Thursday, March 1, 2012

Rare disease awareness

Exceprt from:
http://www.youtube.com/watch?v=aMMBmc_pQVA&feature=youtu.be
At about 13 minutes, it references Dr. Enns and the EPI-743 drug study.


"Defined by law, a rare disease is defined as a disease that affects less than 200,000 people each. With more than 6,000 rare diseases, it affects up to 25 million American’s. Rare disease treatments are difficult to come by, why? Because it’s not profitable for pharmaceutical companies to invest in a disorder that involves only 20… 500 people… "

About the speaker from the TEXx program: Dr. William Gahl who was called a "super--diagnostician" by the University of Wisconsin School of medicine, leads the Undiagnosed Diseases Program (UDP) at the NIH and essentially sees patients who lack a diagnosis after years of visits to other doctors. He describes a bunch of intriguing and mystifying cases and goes through the logic and teamwork required to solve them. He also brings to light an important problem as cures and drugs for people with rare diseases are often overlooked because of their unprofitably.

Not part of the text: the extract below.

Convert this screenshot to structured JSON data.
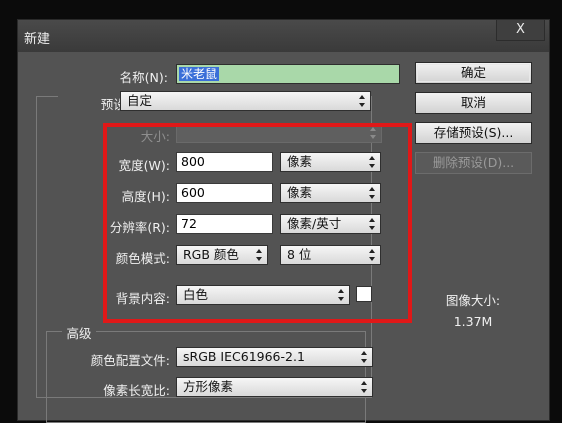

William Gahl, MD, PhD is the clinical director of the National Human Genome Research Institute at the US National Institutes of Health. He also studies very rare inborn errors of metabolism and recently encountered a disease so rare that he, essentially, discovered it. The media has often compared him to the fictional Dr. House, but where exactly do the similarities end? Dr. Gahl's work has been featured in CNN, Newsweek, People Magazine, The New York Times, and Nature. In 2011, Dr. Gahl received the American Medical Association' s highest honor, the Dr. Nathan Davis Award for Outstanding Government Service.

Thanks to Edison Pharma for taking a chance on Mito kids and producing EPI-743. I wish peer pressure worked in the pharma world and the FDA... kids are dying because it's not profitable to save them. That disgusts me.